Genomic distribution of barrier regions

Our analysis of the 82 barrier windows from C. henryi var. henryi revealed that the number of barrier regions decreased with increasing recombination rate (F-statistic = 11.85, P < 0.00059), implying that barrier loci may tend to concentrate in genomic regions with low recombination rates. The concentration of barrier loci may render an increase in the density of selection against maladaptive immigrant alleles in regions with low recombination rates and may further lead to the correlation between H and recombination rates (Fig. 3a).

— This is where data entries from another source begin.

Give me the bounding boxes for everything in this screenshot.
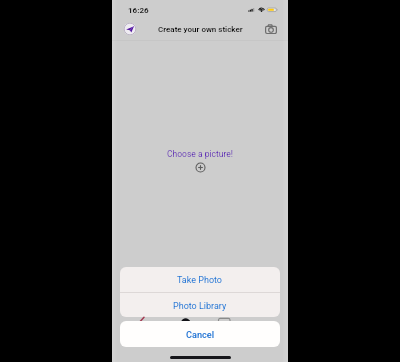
- staticText: 16:26: [128, 6, 149, 15]
- button[interactable]: Camera: [264, 22, 278, 36]
- button[interactable]: Add picture: [194, 161, 207, 174]
- button[interactable]: Photo Library: [120, 293, 280, 317]
- staticText: Choose a picture!: [167, 149, 233, 159]
- button[interactable]: Cancel: [120, 321, 280, 347]
- button[interactable]: Back: [123, 22, 137, 36]
- button[interactable]: Take Photo: [120, 267, 280, 292]
- staticText: Take Photo: [177, 275, 223, 286]
- staticText: Cancel: [186, 329, 215, 340]
- staticText: Photo Library: [173, 301, 227, 312]
- staticText: Create your own sticker: [158, 25, 243, 34]
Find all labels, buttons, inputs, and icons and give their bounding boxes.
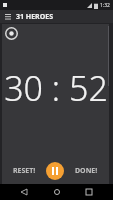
staticText: DONE! bbox=[75, 166, 98, 176]
button[interactable]: DONE! bbox=[64, 158, 109, 184]
button[interactable]: RESET! bbox=[2, 158, 46, 184]
staticText: 31 HEROES bbox=[16, 12, 54, 22]
button[interactable]: Timer options bbox=[5, 27, 18, 40]
button[interactable]: Recent apps bbox=[81, 184, 97, 200]
button[interactable]: Pause bbox=[46, 162, 64, 180]
button[interactable]: Back bbox=[16, 184, 32, 200]
staticText: 1:32 bbox=[100, 2, 110, 9]
staticText: RESET! bbox=[13, 166, 36, 176]
staticText: 30 : 52 bbox=[4, 65, 108, 111]
button[interactable]: Open navigation menu bbox=[3, 12, 12, 21]
button[interactable]: Home bbox=[49, 184, 65, 200]
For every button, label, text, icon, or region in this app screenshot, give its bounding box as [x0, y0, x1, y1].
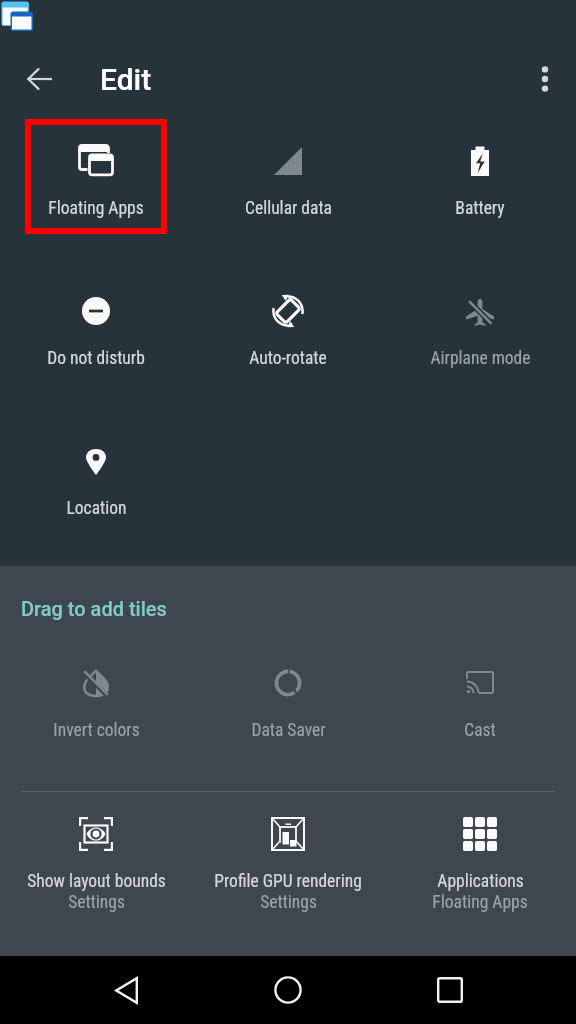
staticText: Drag to add tiles: [21, 597, 167, 620]
staticText: Show layout bounds: [27, 871, 166, 892]
button[interactable]: Back: [96, 960, 156, 1020]
button[interactable]: Home: [258, 960, 318, 1020]
staticText: Applications: [437, 871, 524, 892]
button[interactable]: Do not disturb: [0, 277, 192, 379]
staticText: Do not disturb: [47, 348, 145, 369]
button[interactable]: Auto-rotate: [192, 277, 384, 379]
staticText: Battery: [455, 198, 505, 219]
button[interactable]: Show layout bounds: [0, 800, 192, 924]
staticText: Settings: [68, 892, 125, 913]
staticText: Airplane mode: [430, 348, 531, 369]
staticText: Settings: [260, 892, 317, 913]
button[interactable]: Profile GPU rendering: [192, 800, 384, 924]
staticText: Floating Apps: [48, 198, 144, 219]
staticText: Location: [66, 498, 127, 519]
button[interactable]: Battery: [384, 126, 576, 229]
button[interactable]: Airplane mode: [384, 277, 576, 379]
button[interactable]: Recents: [420, 960, 480, 1020]
button[interactable]: Back: [16, 55, 64, 103]
button[interactable]: Location: [0, 428, 192, 529]
staticText: Profile GPU rendering: [214, 871, 362, 892]
staticText: Edit: [100, 62, 152, 97]
button[interactable]: Invert colors: [0, 649, 192, 751]
button[interactable]: Data Saver: [192, 649, 384, 751]
staticText: Floating Apps: [432, 892, 528, 913]
staticText: Cellular data: [245, 198, 332, 219]
button[interactable]: Applications: [384, 800, 576, 924]
button[interactable]: More options: [521, 55, 569, 103]
staticText: Auto-rotate: [249, 348, 327, 369]
staticText: Invert colors: [53, 720, 140, 741]
button[interactable]: Cellular data: [192, 126, 384, 229]
staticText: Data Saver: [251, 720, 326, 741]
button[interactable]: Floating Apps: [0, 126, 192, 229]
staticText: Cast: [464, 720, 496, 741]
button[interactable]: Cast: [384, 649, 576, 751]
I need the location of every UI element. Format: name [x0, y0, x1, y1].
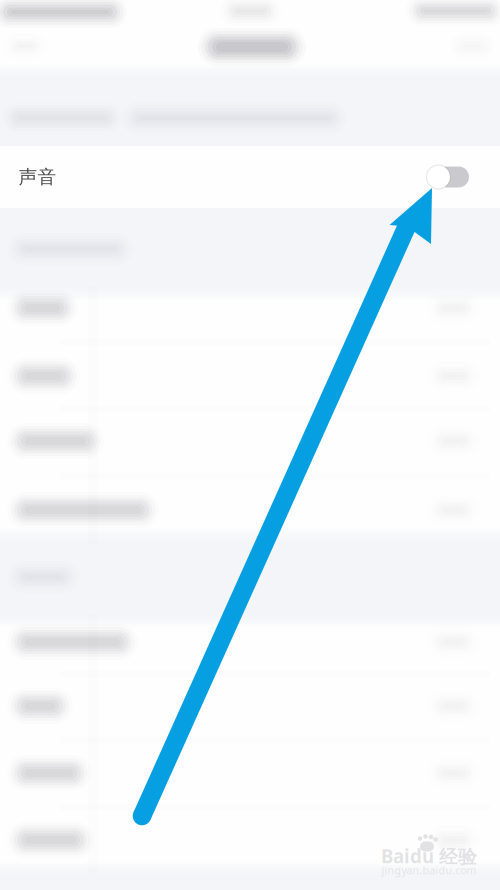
button[interactable] — [0, 408, 500, 474]
button[interactable] — [0, 275, 500, 341]
staticText: jingyan.baidu.com — [382, 863, 476, 877]
button[interactable] — [0, 477, 500, 543]
button[interactable] — [0, 807, 500, 873]
button[interactable] — [0, 609, 500, 675]
button[interactable] — [0, 740, 500, 806]
button[interactable] — [0, 343, 500, 409]
button[interactable]: 声音 — [0, 0, 500, 890]
staticText: Baidu 经验 — [381, 844, 477, 868]
staticText: 声音 — [18, 166, 56, 188]
button[interactable] — [0, 673, 500, 739]
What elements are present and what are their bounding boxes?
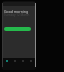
button[interactable]	[3, 58, 11, 70]
button[interactable]	[4, 27, 31, 31]
button[interactable]	[11, 58, 19, 70]
staticText: Good morning	[4, 9, 29, 14]
button[interactable]	[27, 58, 35, 70]
staticText: Tuesday 12 March	[4, 13, 30, 17]
button[interactable]	[19, 58, 27, 70]
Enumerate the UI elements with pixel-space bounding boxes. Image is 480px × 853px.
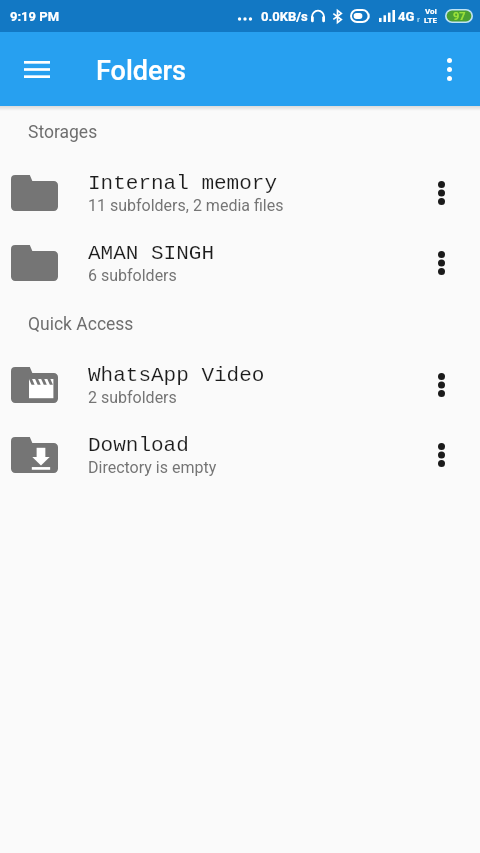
- staticText: r: [417, 15, 420, 24]
- button[interactable]: Download: [0, 420, 480, 490]
- button[interactable]: More options: [426, 46, 472, 92]
- staticText: Directory is empty: [88, 458, 217, 477]
- button[interactable]: Internal memory: [0, 158, 480, 228]
- staticText: AMAN SINGH: [88, 242, 215, 266]
- staticText: Internal memory: [88, 172, 278, 196]
- button[interactable]: Open navigation drawer: [13, 45, 61, 93]
- staticText: Storages: [28, 122, 98, 143]
- staticText: 97: [453, 10, 466, 23]
- staticText: 11 subfolders, 2 media files: [88, 196, 284, 215]
- staticText: 0.0KB/s: [261, 9, 308, 24]
- button[interactable]: More options for WhatsApp Video: [417, 361, 465, 409]
- staticText: 9:19 PM: [10, 9, 60, 24]
- button[interactable]: More options for Internal memory: [417, 169, 465, 217]
- button[interactable]: More options for AMAN SINGH: [417, 239, 465, 287]
- staticText: WhatsApp Video: [88, 364, 265, 388]
- staticText: Download: [88, 434, 189, 458]
- button[interactable]: AMAN SINGH: [0, 228, 480, 298]
- staticText: Quick Access: [28, 314, 134, 335]
- staticText: 2 subfolders: [88, 388, 177, 407]
- button[interactable]: More options for Download: [417, 431, 465, 479]
- staticText: Folders: [96, 55, 186, 87]
- staticText: VoI: [425, 7, 437, 16]
- staticText: LTE: [424, 16, 437, 25]
- staticText: 4G: [398, 9, 415, 24]
- button[interactable]: WhatsApp Video: [0, 350, 480, 420]
- staticText: 6 subfolders: [88, 266, 177, 285]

Annotation of barrier regions

In candidate barrier genomic regions, 466 protein coding genes were found and two of them (bl_011844 on chromosome c2; bl_014924 on chromosome c8) could be aligned to flowering-time genes in the FLOR-ID database47. The bl_011844 gene was aligned to the SIZ1 gene, whose product acts as a floral repressor that can repress the SA-dependent pathway and promote FLC expression by repressing FLD activity through sumoylation47,48. The bl_014924 gene was aligned to JMJ14, whose product can inhibit the floral transition by repressing the floral integrators FT, AP1, SOC1 and LFY through histone H3K4 demethylation47,49.

Discussion

The present study produced strong genomic evidence for the hypothesis that C. henryi var. omeiensis originated from hybridization between C. mollissima and C. henryi var. henryi, providing an opportunity to search for potential correlations between candidate barrier genomic regions and traits responsible for RI. The genomic variation identified in C. henryi var. omeiensis supported its independent evolutionary status (Fig. 1). The simulation-based test and HyDe analysis of population genomic variation showed that C. mollissima and C. henryi var. henryi contributed substantial material to the gene pool of C. henryi var. omeiensis (Fig. 2), meeting the genomic mosaicism criteria for HHS10. Moreover, we identified some candidate barrier genomic regions (Fig. 3), supporting a polygenic barrier model. Barrier effects in candidate regions separating C. mollissima and C. henryi var. henryi would continue to exclude unfit mixed alleles from C. henryi var. omeiensis. That is, the hybrid lineage has inherited preexisting genetic barriers from its two parents, supporting the HHS hypothesis for C. henryi var. omeiensis. In particular, our analyses captured the reduction of migration in candidate barrier genomic regions by utilizing phylogenetic control. Our study highlights the importance of using phylogenetic information in identifying molecular segments involved in RI.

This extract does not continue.